Jonathan Cavill, senior associate at Pinsent Masons, agrees there is generally always going to be a tension between businesses and the Fos.

Mr Cavill adds: “The fact that the Fos has received the complaint means that more often than not the firm does not believe it should be upheld. The risks are material for firms; it’s not always about that one complaint, but the bigger picture. 

“As the Fos doesn’t strictly need to follow law or regulation, if the Fos finds against a firm it could have an impact on the firm’s business model if there needs to be systemic change to reflect the decision.

"The new leader will be under constant pressure and exposure – especially post-pandemic. They have to account to parliament and make public appearances: so someone who is media savvy and a strong communicator, but also has a good understanding of day-to-day cases before the Fos and those macro issues coming down the line. In essence, they may need to be more of a chief executive than chief ombudsman. It is also a fantastic opportunity for the Fos to think about diversity and inclusion with respect to the new role." 

Samuel adds: "The perfect chief ombudsman does not and cannot exist. It is a job requiring far too many elements to be found in one person or even a group of them.

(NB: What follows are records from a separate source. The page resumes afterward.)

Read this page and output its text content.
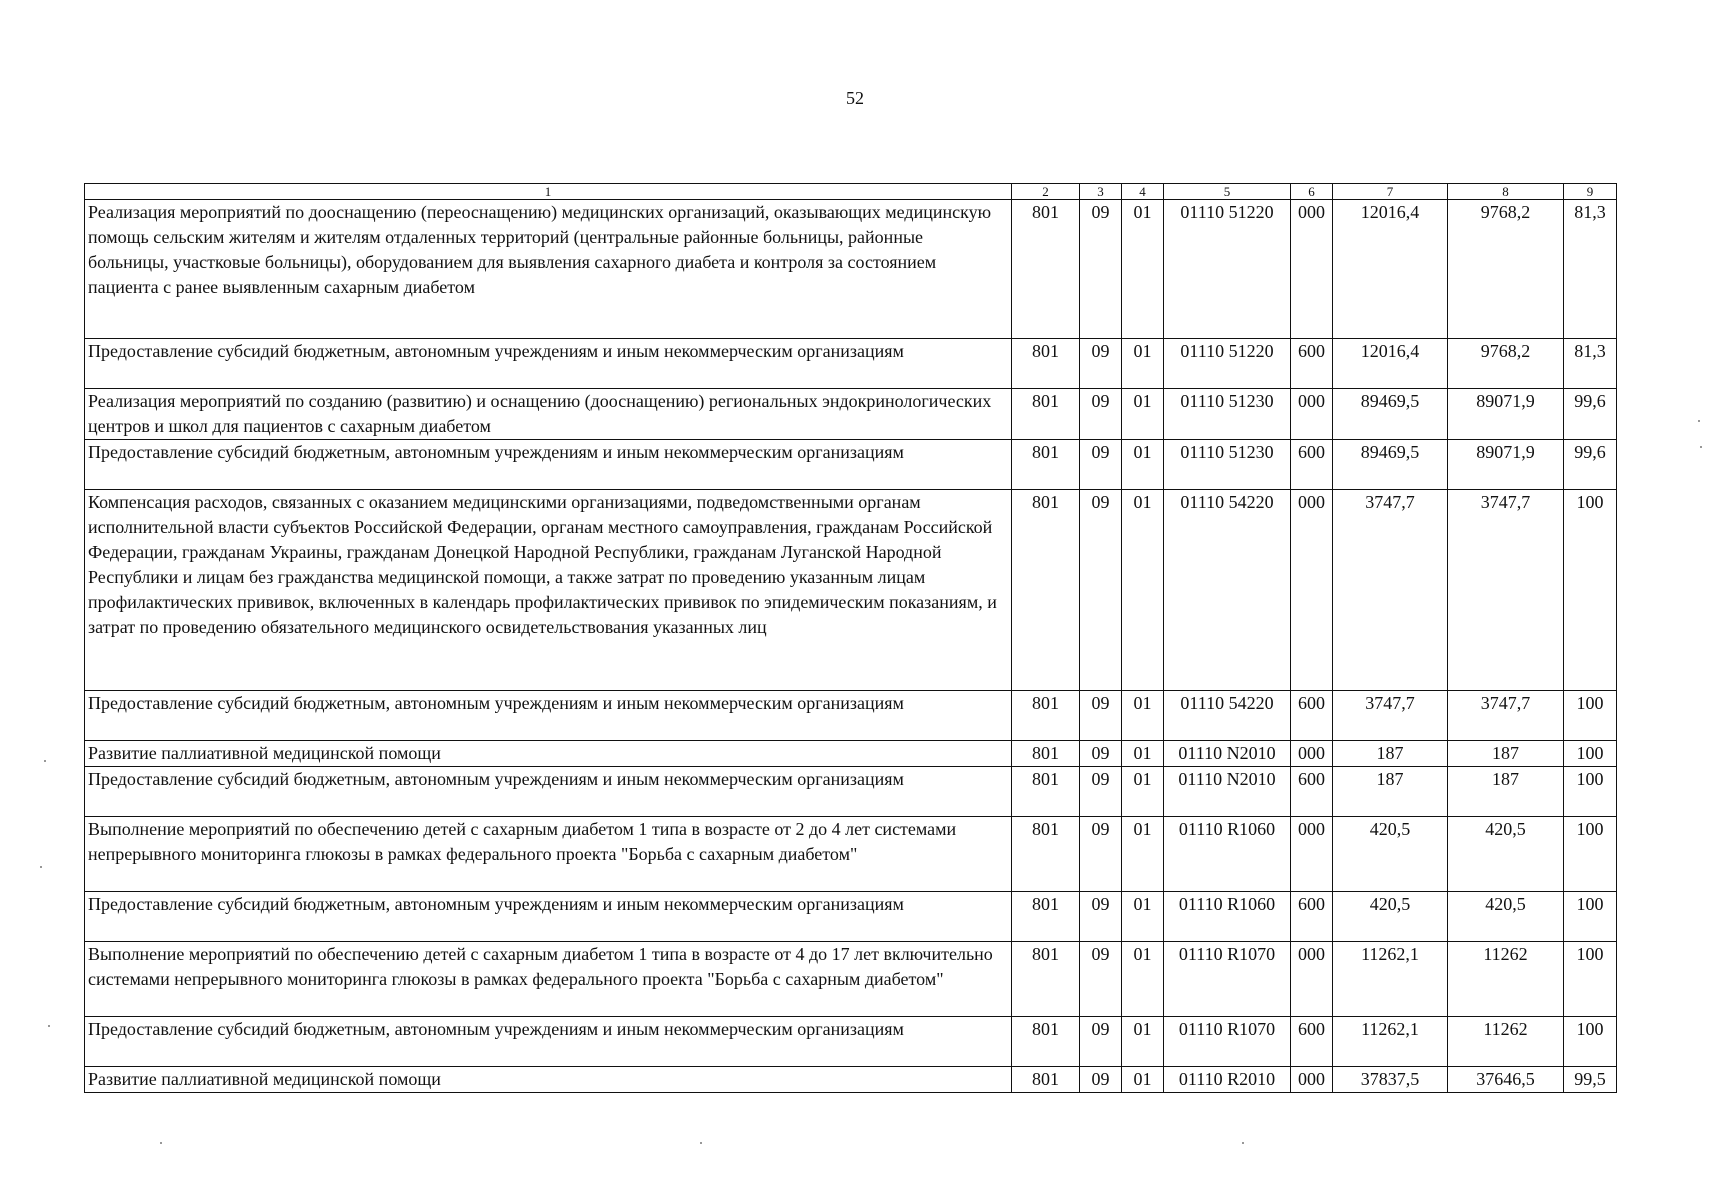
52
1	2	3	4	5	6	7	8	9
Реализация мероприятий по дооснащению (переоснащению) медицинских организаций, оказывающих медицинскую помощь сельским жителям и жителям отдаленных территорий (центральные районные больницы, районные больницы, участковые больницы), оборудованием для выявления сахарного диабета и контроля за состоянием пациента с ранее выявленным сахарным диабетом	801	09	01	01110 51220	000	12016,4	9768,2	81,3
Предоставление субсидий бюджетным, автономным учреждениям и иным некоммерческим организациям	801	09	01	01110 51220	600	12016,4	9768,2	81,3
Реализация мероприятий по созданию (развитию) и оснащению (дооснащению) региональных эндокринологических центров и школ для пациентов с сахарным диабетом	801	09	01	01110 51230	000	89469,5	89071,9	99,6
Предоставление субсидий бюджетным, автономным учреждениям и иным некоммерческим организациям	801	09	01	01110 51230	600	89469,5	89071,9	99,6
Компенсация расходов, связанных с оказанием медицинскими организациями, подведомственными органам исполнительной власти субъектов Российской Федерации, органам местного самоуправления, гражданам Российской Федерации, гражданам Украины, гражданам Донецкой Народной Республики, гражданам Луганской Народной Республики и лицам без гражданства медицинской помощи, а также затрат по проведению указанным лицам профилактических прививок, включенных в календарь профилактических прививок по эпидемическим показаниям, и затрат по проведению обязательного медицинского освидетельствования указанных лиц	801	09	01	01110 54220	000	3747,7	3747,7	100
Предоставление субсидий бюджетным, автономным учреждениям и иным некоммерческим организациям	801	09	01	01110 54220	600	3747,7	3747,7	100
Развитие паллиативной медицинской помощи	801	09	01	01110 N2010	000	187	187	100
Предоставление субсидий бюджетным, автономным учреждениям и иным некоммерческим организациям	801	09	01	01110 N2010	600	187	187	100
Выполнение мероприятий по обеспечению детей с сахарным диабетом 1 типа в возрасте от 2 до 4 лет системами непрерывного мониторинга глюкозы в рамках федерального проекта "Борьба с сахарным диабетом"	801	09	01	01110 R1060	000	420,5	420,5	100
Предоставление субсидий бюджетным, автономным учреждениям и иным некоммерческим организациям	801	09	01	01110 R1060	600	420,5	420,5	100
Выполнение мероприятий по обеспечению детей с сахарным диабетом 1 типа в возрасте от 4 до 17 лет включительно системами непрерывного мониторинга глюкозы в рамках федерального проекта "Борьба с сахарным диабетом"	801	09	01	01110 R1070	000	11262,1	11262	100
Предоставление субсидий бюджетным, автономным учреждениям и иным некоммерческим организациям	801	09	01	01110 R1070	600	11262,1	11262	100
Развитие паллиативной медицинской помощи	801	09	01	01110 R2010	000	37837,5	37646,5	99,5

There is a need for clearer policy making in this respect.

"It is vital that the new chief ombudsman is a colourful, courageous and public-facing individual who can at the same time lead the organisation. A group of senior people supporting that person must be similarly capable of giving a dynamic face to an organisation that has been rather worn down by PPI."

With the replacement for Wayman yet to have been confirmed, whoever takes over certainly has their work cut out for them.